The recommendations expand the category of people who should get tested to include students returning to school, youth sports, or extracurricular activities; college and trade school students returning to campus or classes; and anyone who regularly interacts with people outside of their family unit or household. This is in addition to anyone with symptoms, anyone who was exposed to someone who tested positive, or anyone who is working at places that remain open during the pandemic, such as critical infrastructure, first responders, health care, retail, schools, and child care.

“Testing remains one of the most powerful tools we have to stop the spread of COVID-19,” said MDH Assistant Commissioner Huff. “We’ve worked tremendously hard and Minnesotans have made a lot of sacrifices to get students back to their classrooms, sports, and extracurricular activities. Active testing by children, college and trade school students, and those who regularly engage with folks outside of their household—like our teachers—will protect our progress and mitigate the spread of the virus.”

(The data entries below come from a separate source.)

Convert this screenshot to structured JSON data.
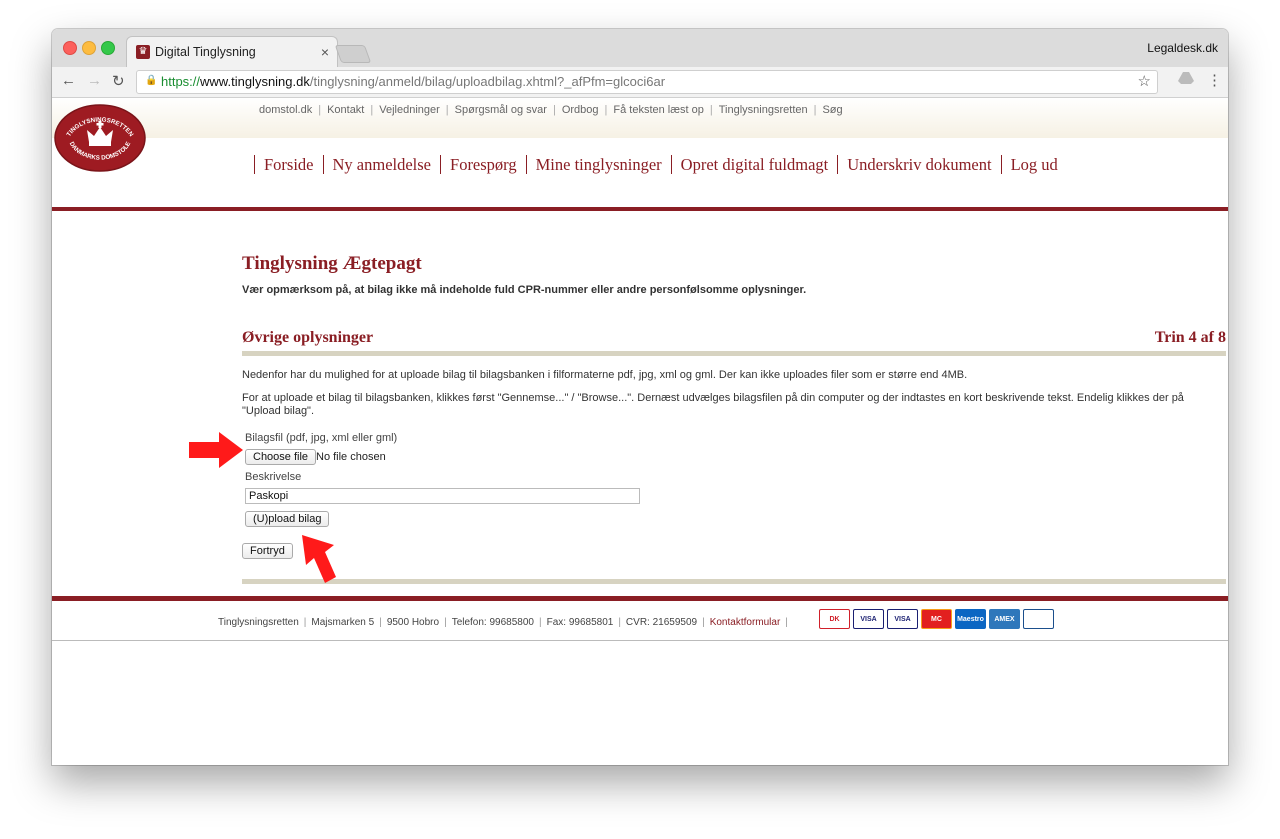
{
  "browser": {
    "tab_title": "Digital Tinglysning",
    "tab_close": "×",
    "profile_name": "Legaldesk.dk",
    "url_scheme": "https://",
    "url_host": "www.tinglysning.dk",
    "url_path": "/tinglysning/anmeld/bilag/uploadbilag.xhtml?_afPfm=glcoci6ar",
    "back_glyph": "←",
    "forward_glyph": "→",
    "reload_glyph": "↻",
    "star_glyph": "☆",
    "menu_glyph": "⋮"
  },
  "header": {
    "seal_top_text": "TINGLYSNINGSRETTEN",
    "seal_bottom_text": "DANMARKS DOMSTOLE",
    "top_links": [
      "domstol.dk",
      "Kontakt",
      "Vejledninger",
      "Spørgsmål og svar",
      "Ordbog",
      "Få teksten læst op",
      "Tinglysningsretten",
      "Søg"
    ],
    "nav": [
      "Forside",
      "Ny anmeldelse",
      "Forespørg",
      "Mine tinglysninger",
      "Opret digital fuldmagt",
      "Underskriv dokument",
      "Log ud"
    ]
  },
  "main": {
    "title": "Tinglysning Ægtepagt",
    "warning": "Vær opmærksom på, at bilag ikke må indeholde fuld CPR-nummer eller andre personfølsomme oplysninger.",
    "section_title": "Øvrige oplysninger",
    "step_label": "Trin 4 af 8",
    "para1": "Nedenfor har du mulighed for at uploade bilag til bilagsbanken i filformaterne pdf, jpg, xml og gml. Der kan ikke uploades filer som er større end 4MB.",
    "para2": "For at uploade et bilag til bilagsbanken, klikkes først \"Gennemse...\" / \"Browse...\". Dernæst udvælges bilagsfilen på din computer og der indtastes en kort beskrivende tekst. Endelig klikkes der på \"Upload bilag\".",
    "file_label": "Bilagsfil (pdf, jpg, xml eller gml)",
    "choose_file": "Choose file",
    "no_file": "No file chosen",
    "desc_label": "Beskrivelse",
    "desc_value": "Paskopi",
    "upload_button": "(U)pload bilag",
    "cancel_button": "Fortryd"
  },
  "footer": {
    "items": [
      "Tinglysningsretten",
      "Majsmarken 5",
      "9500 Hobro",
      "Telefon: 99685800",
      "Fax: 99685801",
      "CVR: 21659509"
    ],
    "contact_link": "Kontaktformular",
    "cards": [
      {
        "label": "DK",
        "bg": "#ffffff",
        "fg": "#d0202a",
        "border": "#d0202a"
      },
      {
        "label": "VISA",
        "bg": "#ffffff",
        "fg": "#1a1f71",
        "border": "#1a1f71"
      },
      {
        "label": "VISA",
        "bg": "#ffffff",
        "fg": "#1a1f71",
        "border": "#1a1f71"
      },
      {
        "label": "MC",
        "bg": "#e2201f",
        "fg": "#ffffff",
        "border": "#f79e1b"
      },
      {
        "label": "Maestro",
        "bg": "#0b66c3",
        "fg": "#ffffff",
        "border": "#0b66c3"
      },
      {
        "label": "AMEX",
        "bg": "#2e77bb",
        "fg": "#ffffff",
        "border": "#2e77bb"
      },
      {
        "label": "",
        "bg": "#ffffff",
        "fg": "#1b4f8c",
        "border": "#1b4f8c"
      }
    ]
  },
  "colors": {
    "brand": "#8a1e24",
    "annotation_arrow": "#ff1a1a",
    "beige_rule": "#d7d3c1"
  }
}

The expanded recommendations complement the increase in testing focused on educators and staff. Early this month, Governor Walz announced that the state would provide training and saliva test kits so that all schools providing in-person or hybrid learning can offer on-site testing to all staff who interact with students. While testing is not required for K-12 teachers or staff, it is required for schools to offer the testing every other week. Since the testing program began, more than 17,000 staff have been tested, with a 0.36% positivity.

Huff emphasized that due to the extremely limited supply of vaccines that the federal government has made available to Minnesota, testing remains a vital tactic for slowing the spread of the COVID-19 virus.

“Even as we begin vaccinating Minnesotans the amount of vaccine that we have received from the federal government is minimal compared to our need,” said Huff. “And just this week we passed 6,000 deaths here in Minnesota. That’s 6,000 lives cut short by this virus. It’s a grim reminder that the pandemic isn’t over and that far too many of our neighbors are still impacted. We must remain vigilant and follow the safety guidelines of masking, social distancing, staying at home if sick, and getting tested.”

Minnesota has an extensive statewide testing operation. Residents have several ways in which they can access no-barrier testing, including more than 20 community testing sites, a mail-order at-home test program, and clinics and hospitals across the state. Tests remain no-cost to the individual but they are asked to provide their insurance information so the state can seek reimbursement from insurance companies.